I have commenced my Summer reading, nearly a full month in advance of Summer. I say this because I have been on a trip, with some time to myself, and I have chosen to read fantastical works of fiction. So it feels like Summer reading. So it is. QED. Or the equivalent, which would be something like QES, or something. Not that you care.
So - book reviews, then: One gothic (?) horror novel and one epic comic book space drama. First, Heart-Shaped Box by Joe Hill. Memorial Day weekend, I took off from work Friday, and that gave us four days to travel. While I had initially thought that my dry and academic work from 1927, A Day in Old Rome, would suffice for travel reading, it did not. Alas. It's not a bad book, but it's not to be taken in travel-size chunklets, either. So I picked up HSB during a late night provisions run. I loved it. I haven't been moved by a horror novel in quite some time, but this moved me on more than one occasion. Joe Hill is Stephen King's kid with a (deliberately evocative and pedigreed) name change so you won't buy his books because he's Stephen King's kid. When you do buy Joe's books, you'll be buying them because they are compelling and creepy. Joe has the grasp of the banal that his dad has, that ability to set an incredibly scary sequence in a totally familiar - and even somewhat boring - environment, using solidly commonplace items in completely nefarious ways. HSB is about a rock star who buys a ghost at an online auction, presumably inspired by this, and what happens after that. The music is part of the book, with a Nirvana song title and subsections of the book titled after songs as well, with numerous musicalities dropped into the rest of the writing. Anyway, if you like books that keep you the fuck awake, and dig horror, read Heart-Shaped Box.

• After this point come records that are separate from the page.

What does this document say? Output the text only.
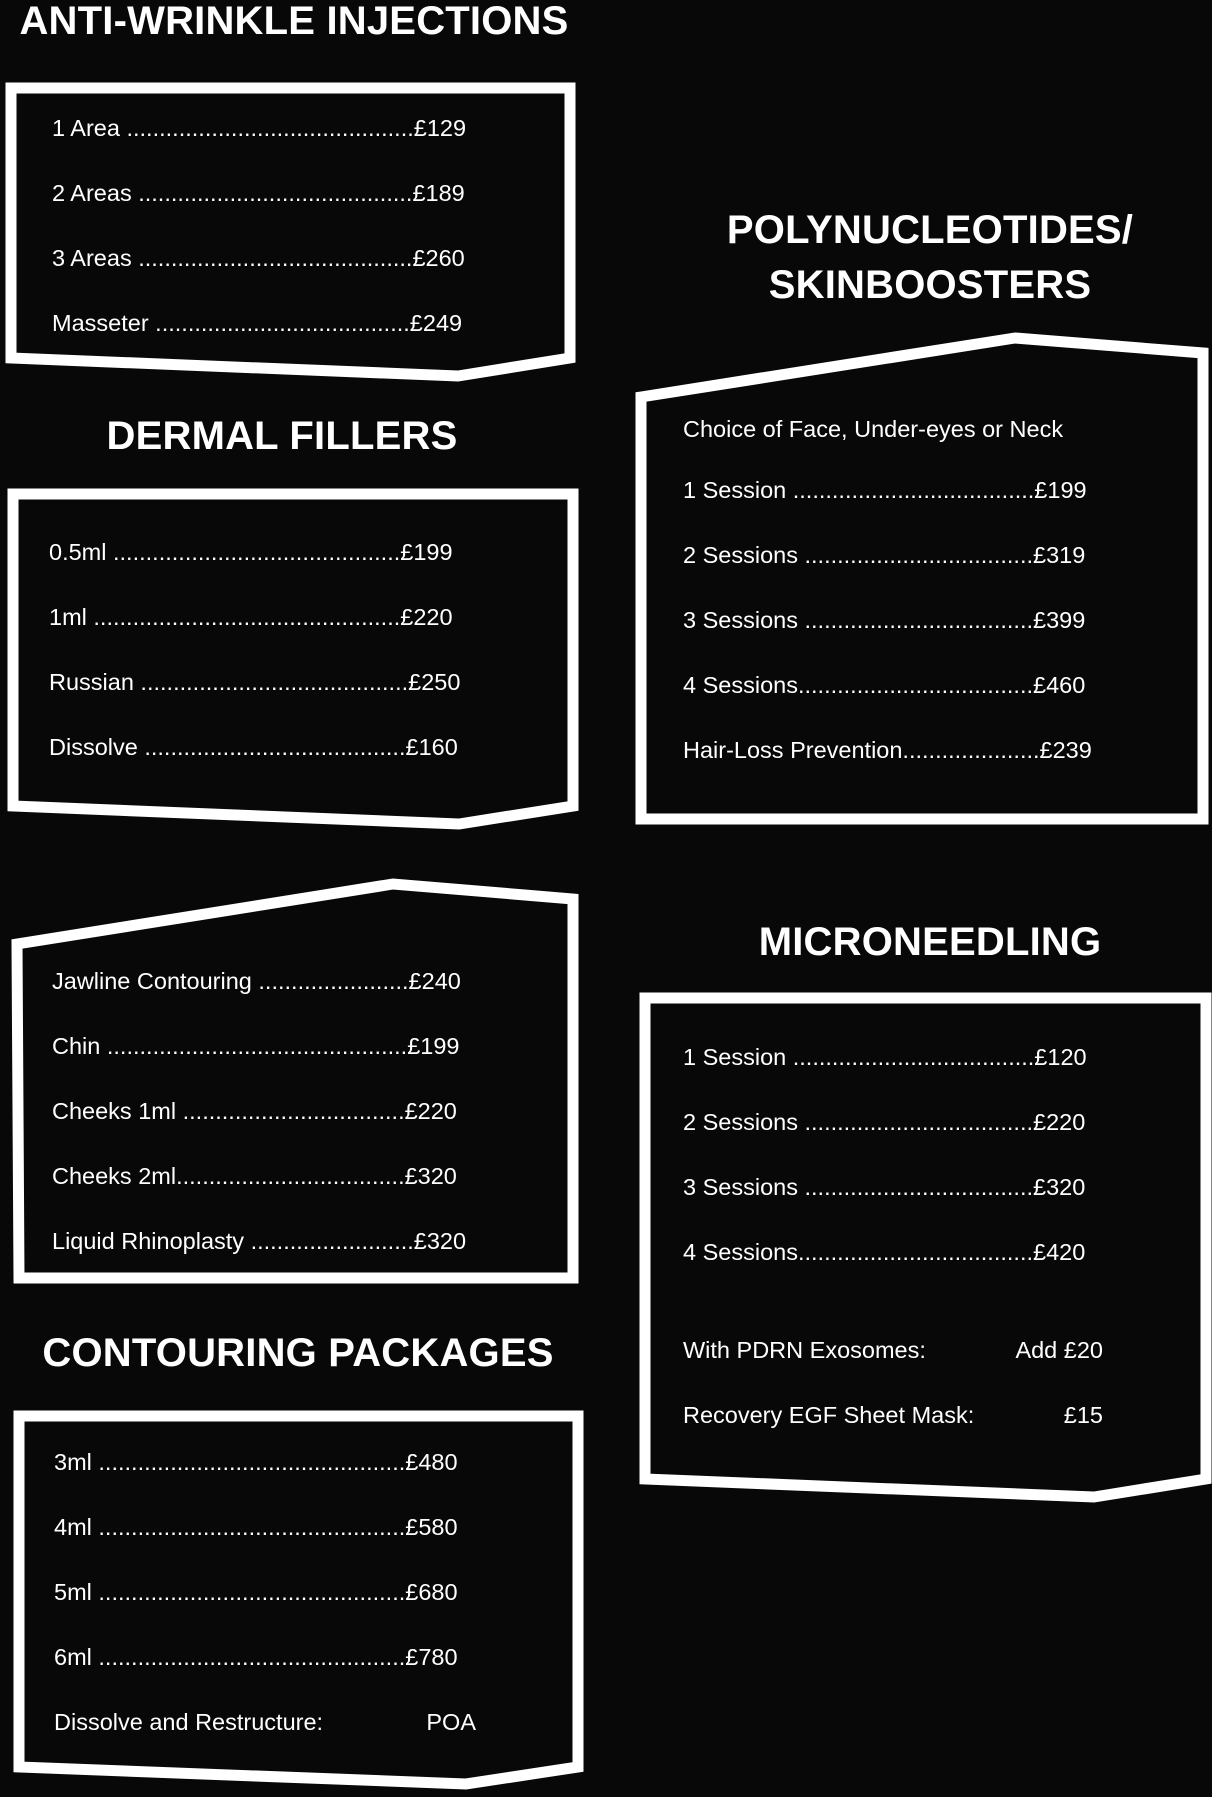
ANTI-WRINKLE INJECTIONS
1 Area ............................................£129
2 Areas ..........................................£189
3 Areas ..........................................£260
Masseter .......................................£249
DERMAL FILLERS
0.5ml ............................................£199
1ml ...............................................£220
Russian .........................................£250
Dissolve ........................................£160
Jawline Contouring .......................£240
Chin ..............................................£199
Cheeks 1ml ..................................£220
Cheeks 2ml...................................£320
Liquid Rhinoplasty .........................£320
CONTOURING PACKAGES
3ml ...............................................£480
4ml ...............................................£580
5ml ...............................................£680
6ml ...............................................£780
Dissolve and Restructure:	POA
POLYNUCLEOTIDES/
SKINBOOSTERS
Choice of Face, Under-eyes or Neck
1 Session .....................................£199
2 Sessions ...................................£319
3 Sessions ...................................£399
4 Sessions....................................£460
Hair-Loss Prevention.....................£239
MICRONEEDLING
1 Session .....................................£120
2 Sessions ...................................£220
3 Sessions ...................................£320
4 Sessions....................................£420
With PDRN Exosomes:	Add £20
Recovery EGF Sheet Mask:	£15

Back in 2006, Marvel Comics started a huge epic space opera called Annihilation. Annihilation dealt with a bid by a conqueror named Annihilus, who teamed up with Thanos and enslaved Galactus, unleashing something called the Annihilation Wave which destroyed planetary systems and consumed, in totality, all of their organic matter. With me so far? Annihilus, who is from the Marvel Universes' negative zone, was only defeated by a last-ditch teaming of Ronan, the Kree Accuser, the hero formerly known as Star-lord, Nova, Drax, and Moondragon. After this was all over, however, sections of the universe, most notably the Kree Galatic Empire, were weakened, and thus susceptible to the newest attack, this from a non-organic enemy known as the Phalanx, who enslaved and killed with the best of them, and turned out to be secretly led by Ultron, who was trying to bond with the body of the newly resurrected Adam Warlock, and then have him cloned, creating a perfect master race of organically engineered beings with hardware brains. This was all in the second big series, which I finished reading on the deck (one of them) of Matt & Cayce's house, and which was called Annihilation: Conquest. The series, not the deck. There were deaths and sacrifices, something like eight or nine limited series of four and six issues each, and I've been on the edge of my seat for going on a year and a half. Again, not that any of you was geeky enough to follow any of that, but I love that shit. When you're reading your independent comics and thinking you're really getting into comics now because this is some deep shit, this is why fanboys give you that look that says, "Boy - I'm three generations deep in Comicdom. Three generations."